Fair. I went back to the aggregated research rather than the individual emails 
and I did find those samples from you- thanks for pointing this out. 
Nonetheless, I don’t think this changes the main argument. Symmetric isn’t 
disallowed, it just cannot give a complete end to end solution that would 
increase the likelihood prompt interoperability out of the box, hence it seems 
meaningful to recommend it in an interop profile.

 

From: Brian Campbell <bcampbell=40pingidentity....@dmarc.ietf.org> 
Sent: Wednesday, March 25, 2020 8:10 AM
To: Vittorio Bertocci <vittorio.berto...@auth0.com>
Cc: Richard Backman, Annabelle <richa...@amazon.com>; oauth <oauth@ietf.org>
Subject: Re: [OAUTH-WG] WGLC on "JSON Web Token (JWT) Profile for OAuth 2.0 
Access Tokens"

 

 

 

On Wed, Mar 25, 2020 at 3:53 AM Vittorio Bertocci 
<vittorio.bertocci=40auth0....@dmarc.ietf.org 
<mailto:40auth0....@dmarc.ietf.org> > wrote:

>4 p1: Saying asymmetric signatures are RECOMMENDED presupposes that key 
>distribution is the implementer’s primary concern. MAC-based implementations 
>shouldn’t be seen as some weird edge case scenario (though it’d be worth 
>including some Security Considerations text calling out the key distribution 
>challenges when dealing with loosely coupled ASes and RSes).

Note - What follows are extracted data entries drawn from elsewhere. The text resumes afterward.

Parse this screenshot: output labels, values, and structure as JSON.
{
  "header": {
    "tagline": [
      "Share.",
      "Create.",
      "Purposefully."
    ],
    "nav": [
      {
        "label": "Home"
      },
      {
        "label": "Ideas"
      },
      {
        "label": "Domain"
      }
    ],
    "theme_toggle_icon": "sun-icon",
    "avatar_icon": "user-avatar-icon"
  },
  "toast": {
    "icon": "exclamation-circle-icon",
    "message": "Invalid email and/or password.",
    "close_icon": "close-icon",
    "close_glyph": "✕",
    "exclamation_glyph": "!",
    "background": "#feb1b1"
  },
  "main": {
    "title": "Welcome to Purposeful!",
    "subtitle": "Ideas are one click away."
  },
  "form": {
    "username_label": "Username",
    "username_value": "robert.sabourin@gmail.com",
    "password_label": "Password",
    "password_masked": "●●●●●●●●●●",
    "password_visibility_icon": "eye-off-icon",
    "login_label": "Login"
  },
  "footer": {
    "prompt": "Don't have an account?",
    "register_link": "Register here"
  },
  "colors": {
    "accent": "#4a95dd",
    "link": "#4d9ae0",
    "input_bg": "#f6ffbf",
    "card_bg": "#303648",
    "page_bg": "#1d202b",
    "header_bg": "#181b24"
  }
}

In the spirit of achieving the simplest, most actionable core interop profile, 
with as little left as exercise to the reader as possible, I would prefer to 
keep symmetric keys out of scope. 

Although you are right that MAC-based implementations have a role to play in 
the OAuth2 ecosystem, key distribution is a problem left to the developer to 
solve; and all the sample JWTs ATs I got from the providers I worked with were 
signed with discoverable keys.

Again, that doesn’t mean that MAC-based implementations shoulnd’t be used: only 
that this profile focuses on a solution that is as close to turnkey as possible 
for developers, and that requests as little delta as possible to providers 
already using JWT for their ATs.

 

I'm not trying to re-litigate the decision or question consensus but I will ask 
that you don't use the justification that "all the sample JWTs ATs I got from 
the providers I worked with were signed with discoverable keys" because I 
explicitly included several example JWT ATs in the samples that I provided that 
were using AEAD symmetric encryption, which is similar to MAC-based but with 
the added benefit of confidentiality of the claims payload.